In many ways, DirectFlash Software is the next evolution of our FlashCare software that’s lived in Purity since Day 1. Our engineers have gained significant flash management expertise over the past few years. With FlashCare, we delivered global flash management, allocation, and garbage collection at our system level, though it was only able to be so granular, since it was blocked by the SSD’s FTL. Note that this flash management software has been unique to Pure – it’s what allows Pure to use consumer-grade SSDs while most of our competitors haven’t developed this software expertise and are forced to use enterprise SSDs at a higher cost (some even boasted about taking this path). Now with DirectFlash, our software has massively expanded visibility and can see down to and manage each individual flash die.
At a high level, the DirectFlash Software performs three functions:
DirectFlash: Fast, Direct, Transparent
So with that baseline understanding – we’re excited to announce the DirectFlash Module – the world’s first software-defined flash module!

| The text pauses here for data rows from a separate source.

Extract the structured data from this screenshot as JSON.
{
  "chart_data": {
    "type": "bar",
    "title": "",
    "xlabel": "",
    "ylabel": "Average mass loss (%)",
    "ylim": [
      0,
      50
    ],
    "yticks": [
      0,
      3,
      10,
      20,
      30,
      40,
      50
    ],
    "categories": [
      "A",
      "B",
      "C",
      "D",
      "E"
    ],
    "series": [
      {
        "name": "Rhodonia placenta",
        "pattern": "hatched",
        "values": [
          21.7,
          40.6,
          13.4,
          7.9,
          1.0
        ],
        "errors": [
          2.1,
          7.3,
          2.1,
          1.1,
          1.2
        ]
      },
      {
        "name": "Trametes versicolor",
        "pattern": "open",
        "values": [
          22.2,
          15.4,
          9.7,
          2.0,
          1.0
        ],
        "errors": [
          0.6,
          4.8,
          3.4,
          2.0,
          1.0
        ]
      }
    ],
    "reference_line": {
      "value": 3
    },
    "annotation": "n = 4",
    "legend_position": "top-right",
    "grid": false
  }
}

In addition to being software-defined, the DirectFlash Module is 100% NVMe-connected, leveraging the massive parallelism of the NVMe protocol.
The NVMe protocol itself can implement up to 64,000 parallel queues to the flash device, each with 64,000 outstanding IOs! In our practical usage, we enable the DirectFlash Module to process 256 parallel IO commands. The architectural advantage here is that the parallelism enables each core of each processor in our controllers to have a dedicated queue for each DirectFlash module. For comparison, in our traditional SSD-based flash modules we enable a queue depth of 8, so DirectFlash Modules provides a 32X improvement in parallelism. Beyond parallelism, IO to the DFM is deterministic – it’s bit addressable and there’s consistent access time to each flash block – eliminating the flash latency guessing game.

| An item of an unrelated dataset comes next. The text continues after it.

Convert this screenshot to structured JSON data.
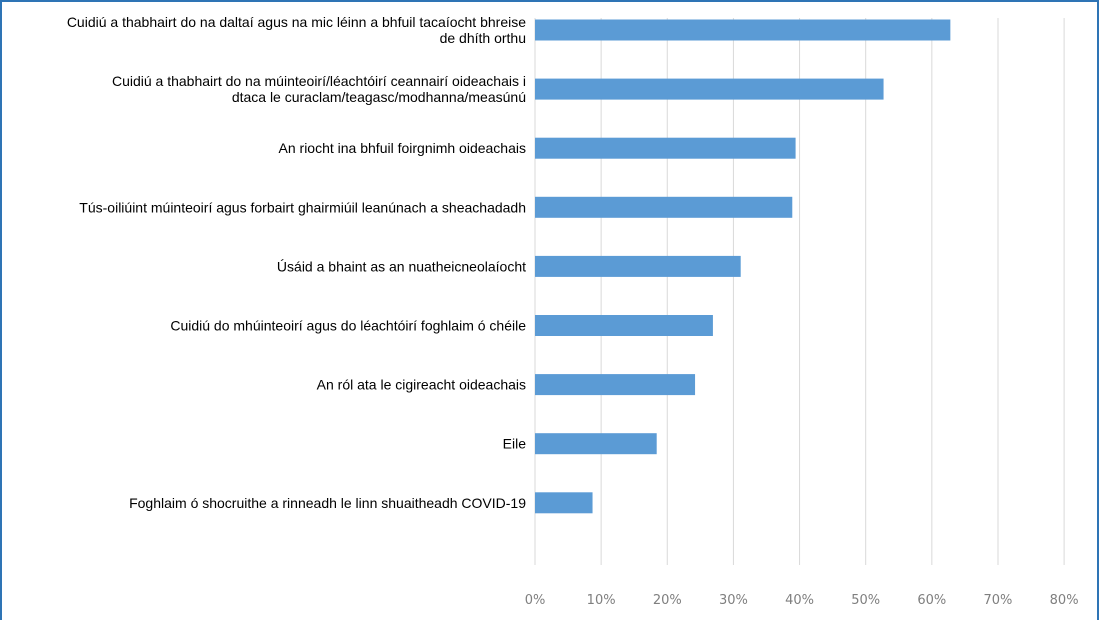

Furthermore, the DFM is 100% provisioned, meaning that Purity and the DirectFlash Software can “see” 100% of the flash in the system. A traditional consumer SSD has ~8% over-provisioning, and performance enterprise SAS and NVMe SSDs can have up to 50% over-provisioning, or flash that’s simply hidden from the system. By combining this 100% provisioning with the DirectFlash Software’s more efficient global flash management, DFM delivers between 14-36% more effective capacity from the same raw flash:
Here’s an example of what happens when you plug various SSDs and Flash Modules into a FlashArray. It turns out, both the 9.1 TB DFM and Pure’s 7.6 TB SAS Flash Module BOTH contain 9.1 TBs of raw flash – the 7.6TB SSD FM just hides it from the system because of over-provisioning. The 7.6TB SSD FM contains consumer-grade SSDs, but a similar enterprise-grade SSD hides even more flash for over-provisioning and only returns 6.4TBs to the system. The orange bars above represent the usable flash for data once Purity implements its own RAID-HA, HA, metadata, and other overheads. Net net: DirectFlash returns dramatically more flash to the user, which is just one of the ways we drive down the cost of all-NVMe storage to a mainstream price point.

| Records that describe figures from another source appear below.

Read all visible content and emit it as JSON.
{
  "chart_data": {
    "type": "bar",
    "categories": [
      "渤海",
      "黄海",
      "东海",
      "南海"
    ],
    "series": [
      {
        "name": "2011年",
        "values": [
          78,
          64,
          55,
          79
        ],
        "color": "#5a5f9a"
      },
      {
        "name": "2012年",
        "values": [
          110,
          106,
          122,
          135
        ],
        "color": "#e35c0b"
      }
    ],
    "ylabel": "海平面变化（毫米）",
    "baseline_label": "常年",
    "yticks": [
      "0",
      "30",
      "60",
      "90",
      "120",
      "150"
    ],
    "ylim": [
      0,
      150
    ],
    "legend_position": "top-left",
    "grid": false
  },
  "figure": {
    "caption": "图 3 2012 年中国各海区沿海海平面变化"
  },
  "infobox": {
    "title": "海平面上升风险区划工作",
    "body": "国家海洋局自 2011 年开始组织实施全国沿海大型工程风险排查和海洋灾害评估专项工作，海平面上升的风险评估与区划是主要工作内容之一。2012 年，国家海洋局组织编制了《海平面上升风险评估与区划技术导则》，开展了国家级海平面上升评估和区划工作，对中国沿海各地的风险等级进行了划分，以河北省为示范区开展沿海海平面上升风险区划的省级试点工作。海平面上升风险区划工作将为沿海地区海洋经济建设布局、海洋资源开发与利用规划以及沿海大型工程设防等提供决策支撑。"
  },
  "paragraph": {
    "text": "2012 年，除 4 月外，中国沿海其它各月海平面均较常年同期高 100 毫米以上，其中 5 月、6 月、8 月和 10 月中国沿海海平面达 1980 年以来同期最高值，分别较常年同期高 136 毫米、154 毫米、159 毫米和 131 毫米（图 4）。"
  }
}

DirectFlash – Only from Pure Storage
DirectFlash just makes sense. Think about it — AFAs have largely used a consumer form factor to address an enterprise-scale problem. How long was that going to make sense? Prior to NVMe, AFAs used the only feasible and cost-effective form factor (SSDs) with excellent results, but it was an architecture designed for consumer products, like personal laptops, where it made sense to manage small scale flash locally. The future will demand far more, and NVMe enables a new flash array architecture at the scale necessary for the cloud era.
So there you have it – a radical new approach to co-designing hardware and software yields higher performance, higher performance density, better efficiency, and is key to driving-down the cost of NVMe flash to make it mainstream. Available in FlashBlade, and now available in FlashArray//X.
Oh – and did I mention it has a beautiful orange heatsink?